The next step was about optimizing the process, widening the materials that can be fabricated, and developing them for probable applications, which could take some years.

Summarizing how it works in a nutshell: In aerosol deposition, a nozzle speed up submicron particles suspended in a gas toward the surface. Particles make contact and stick, adding up to a coating layer by layer.

A tip is to apply submicron particles (50 times smaller than a human hair’s thickness), which would allow researchers to make use of materials properties located only at small scales and to trigger plastic deformation in the aerosol particles.

Plastic deformation, or plasticity, is a method to make a substance to permanently change shape or size due to applied stress. It is the plasticity of submicron particles that results in consolidation of succeeding deposition layers and produces the continuous surface that layers are constructed upon.

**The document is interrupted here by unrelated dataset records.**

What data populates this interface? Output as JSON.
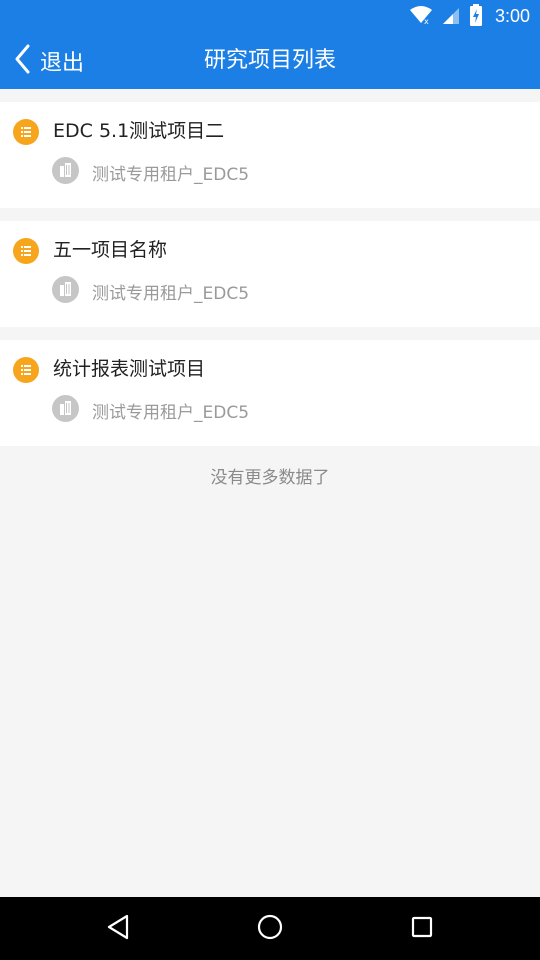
{
  "status_bar": {
    "time": "3:00",
    "icons": [
      "wifi-icon",
      "cell-signal-icon",
      "battery-charging-icon"
    ]
  },
  "header": {
    "back_label": "退出",
    "title": "研究项目列表"
  },
  "projects": [
    {
      "title": "EDC 5.1测试项目二",
      "tenant": "测试专用租户_EDC5"
    },
    {
      "title": "五一项目名称",
      "tenant": "测试专用租户_EDC5"
    },
    {
      "title": "统计报表测试项目",
      "tenant": "测试专用租户_EDC5"
    }
  ],
  "footer_text": "没有更多数据了",
  "nav": [
    "back-icon",
    "home-icon",
    "recents-icon"
  ],
  "colors": {
    "primary": "#1b7fe6",
    "project_icon": "#f7a51c",
    "tenant_icon": "#c6c6c6",
    "background": "#f5f5f5"
  }
}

Another tip recommends deposition in a vacuum, which helps to lower the impacts of reflected gases on the flying particles. Reflection of the high-velocity carrier gas from the deposition substrate can generate “bow shock”, a gas boundary layer that is tough for the tiniest of particles to enter.

However, in a vacuum, reflected gases are diffused so that the bow shock layer is thinner. The smaller particles moving fast possess high momentum and can pass through the thin bow shock layer. Without a vacuum, the bow shock layer is large and particles do not possess the sufficient momentum to enter into the substrate.

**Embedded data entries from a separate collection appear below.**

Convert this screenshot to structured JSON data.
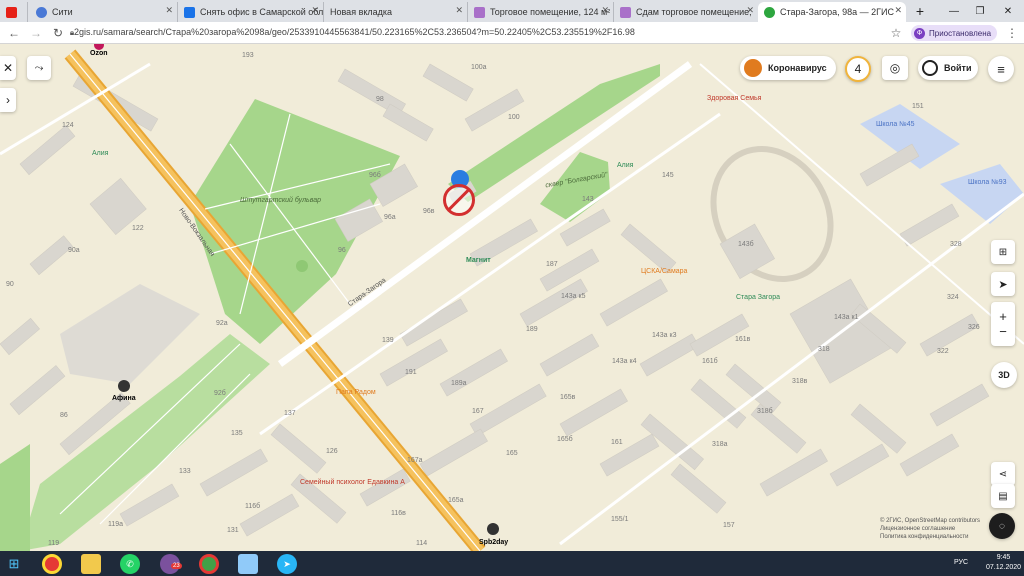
{
  "browser": {
    "tabs": [
      {
        "title": "",
        "icon": "youtube-icon",
        "color": "#e62117"
      },
      {
        "title": "Сити",
        "icon": "chrome-icon",
        "color": "#4a79d6"
      },
      {
        "title": "Снять офис в Самарской обл",
        "icon": "avito-icon",
        "color": "#1a73e8"
      },
      {
        "title": "Новая вкладка",
        "icon": "blank-icon",
        "color": "#dee1e6"
      },
      {
        "title": "Торговое помещение, 124 м²",
        "icon": "cian-icon",
        "color": "#a970c9"
      },
      {
        "title": "Сдам торговое помещение, ",
        "icon": "cian-icon",
        "color": "#a970c9"
      },
      {
        "title": "Стара-Загора, 98а — 2ГИС",
        "icon": "2gis-icon",
        "color": "#2da63f"
      }
    ],
    "url": "2gis.ru/samara/search/Стара%20загора%2098а/geo/2533910445563841/50.223165%2C53.236504?m=50.22405%2C53.235519%2F16.98",
    "profile_badge": "Ф",
    "profile_status": "Приостановлена"
  },
  "map": {
    "controls": {
      "corona_label": "Коронавирус",
      "notifications_count": "4",
      "login_label": "Войти",
      "zoom_in": "+",
      "zoom_out": "−",
      "view_3d": "3D"
    },
    "streets": [
      "Ново-Вокзальная",
      "Стара-Загора",
      "Штутгартский бульвар",
      "сквер \"Болгарский\""
    ],
    "pois": [
      {
        "name": "Ozon",
        "color": "#333333"
      },
      {
        "name": "Здоровая Семья",
        "color": "#c0392b"
      },
      {
        "name": "Алия",
        "color": "#2e8b57"
      },
      {
        "name": "Алия",
        "color": "#2e8b57"
      },
      {
        "name": "Школа №45",
        "color": "#4a72c4"
      },
      {
        "name": "Школа №93",
        "color": "#4a72c4"
      },
      {
        "name": "Магнит",
        "color": "#2e8b57"
      },
      {
        "name": "ЦСКА/Самара",
        "color": "#e07b1f"
      },
      {
        "name": "Стара Загора",
        "color": "#2e8b57"
      },
      {
        "name": "Афина",
        "color": "#333333"
      },
      {
        "name": "Папа Радом",
        "color": "#e07b1f"
      },
      {
        "name": "Семейный психолог Едавкина А",
        "color": "#c0392b"
      },
      {
        "name": "Spb2day",
        "color": "#333333"
      }
    ],
    "building_numbers": [
      "193",
      "100а",
      "98",
      "100",
      "124",
      "96б",
      "96а",
      "96в",
      "96",
      "122",
      "90а",
      "145",
      "143",
      "143б",
      "187",
      "328",
      "151",
      "143а к5",
      "143а к1",
      "189",
      "139",
      "191",
      "92а",
      "92б",
      "137",
      "189а",
      "167",
      "165",
      "167а",
      "165а",
      "135",
      "133",
      "126",
      "116б",
      "116в",
      "131",
      "161б",
      "161в",
      "161",
      "165б",
      "165в",
      "143а к3",
      "143а к4",
      "318",
      "318б",
      "318в",
      "318а",
      "155/1",
      "157",
      "322",
      "326",
      "324",
      "86",
      "90",
      "114",
      "119а",
      "119"
    ],
    "copyright": [
      "© 2ГИС, OpenStreetMap contributors",
      "Лицензионное соглашение",
      "Политика конфиденциальности"
    ]
  },
  "taskbar": {
    "time": "9:45",
    "date": "07.12.2020",
    "lang": "РУС",
    "viber_badge": "23"
  },
  "colors": {
    "road_main": "#f5b94a",
    "park": "#a6d68b",
    "building": "#d9d6cf",
    "school": "#c7d6f2",
    "marker": "#d32f2f",
    "marker_top": "#2a7de1"
  }
}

Plastic Deformation Critical to Process

It is important to realize material plastic deformation by maintaining the particle kinetic energy via the bow shock layer. Without plastic deformation, there is neither sticking nor coating.

When the substrate or another layer is impacted by a particle, it plastically deforms and changes shape by a process called as dislocation nucleation and slip. Sarobol’s team found that particles had nanofractures that make them “lay down onto a substrate like splatting cookie dough, forming a pancake-shaped grain.”

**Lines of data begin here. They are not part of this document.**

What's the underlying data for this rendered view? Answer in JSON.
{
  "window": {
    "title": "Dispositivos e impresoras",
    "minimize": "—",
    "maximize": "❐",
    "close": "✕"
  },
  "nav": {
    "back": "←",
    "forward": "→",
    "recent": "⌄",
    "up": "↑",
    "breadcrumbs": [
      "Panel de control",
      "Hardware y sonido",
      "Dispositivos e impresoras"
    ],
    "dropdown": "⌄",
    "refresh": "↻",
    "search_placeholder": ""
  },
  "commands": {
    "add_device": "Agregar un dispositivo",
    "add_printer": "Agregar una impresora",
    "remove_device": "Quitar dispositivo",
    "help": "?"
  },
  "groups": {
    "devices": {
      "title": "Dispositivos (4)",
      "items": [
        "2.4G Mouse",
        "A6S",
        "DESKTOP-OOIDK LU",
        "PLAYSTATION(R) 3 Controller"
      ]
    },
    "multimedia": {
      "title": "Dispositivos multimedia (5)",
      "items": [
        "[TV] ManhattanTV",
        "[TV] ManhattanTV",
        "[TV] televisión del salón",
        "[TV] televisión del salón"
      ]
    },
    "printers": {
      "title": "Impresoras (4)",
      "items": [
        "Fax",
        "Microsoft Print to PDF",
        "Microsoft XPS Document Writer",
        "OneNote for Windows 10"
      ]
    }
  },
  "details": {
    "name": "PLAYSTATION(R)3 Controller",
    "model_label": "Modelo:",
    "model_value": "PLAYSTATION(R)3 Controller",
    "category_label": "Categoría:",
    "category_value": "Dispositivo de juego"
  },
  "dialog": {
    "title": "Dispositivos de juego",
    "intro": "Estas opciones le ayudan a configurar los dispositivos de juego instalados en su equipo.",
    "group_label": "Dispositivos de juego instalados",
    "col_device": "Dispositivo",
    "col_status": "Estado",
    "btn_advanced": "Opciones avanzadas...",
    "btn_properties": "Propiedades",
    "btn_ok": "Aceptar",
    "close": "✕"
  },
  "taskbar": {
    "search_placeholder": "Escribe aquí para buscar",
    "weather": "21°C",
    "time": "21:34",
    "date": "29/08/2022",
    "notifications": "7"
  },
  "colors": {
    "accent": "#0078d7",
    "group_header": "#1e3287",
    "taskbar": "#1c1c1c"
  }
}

The subsequent particle that hits and deforms, compresses down the original layer, forming an even tighter bond.

So you have both the materials deformation or shape change and fracturing without fragmentation, and finally the tamping from subsequent particles to help build the coating.

Pylin Sarobol, Researcher, Sandia National Laboratory

Those mechanisms make several layers achievable, forming coatings that measure tens of microns in thickness. “We have made nickel coatings as thick as 40 microns, and in literature I’ve seen reports of up to about 80 microns for ceramics,” Sarobol said.

Using the technique, the team has effectively deposited numerous materials, including nickel, barium titanate, copper, titanium dioxide, aluminum oxide, carbide compounds. Probable applications for only this short list of materials include resistors, capacitors, electrical contacts, inductors, and wear surfaces.

An appealing application of barium titanate films is electric field management in high-voltage systems. High-voltage capacitors, for instance, tend to fail where the dielectric material (barium titanate) makes contact the copper electrode and air, forming a three-material junction.

“If you spray on barium titanate at this junction, you open up the possibility of higher power capacitors,” Sarobol said. “There’s much more to do before we achieve good enough properties for that.”

Other researchers are keen about protective coatings, electrical contacts, or consolidating fragile and intermetallic compounds for the first time.

The process also covers the microscale space between two proven technologies, thermal spray technology and thin films. Thin films are coating layers that range in size from nanometers to a few microns. They can be defined into precision electrical circuits, and are patterned via photolithography methods instead of conventional printed circuit boards. Thermal spray technology can manufacture coatings beginning at approximately 50 μm up to a few centimeters.

“This can bridge that missing gap, where you can start to deposit hundreds of nanometers of materials up to a hundred microns,” Sarobol said.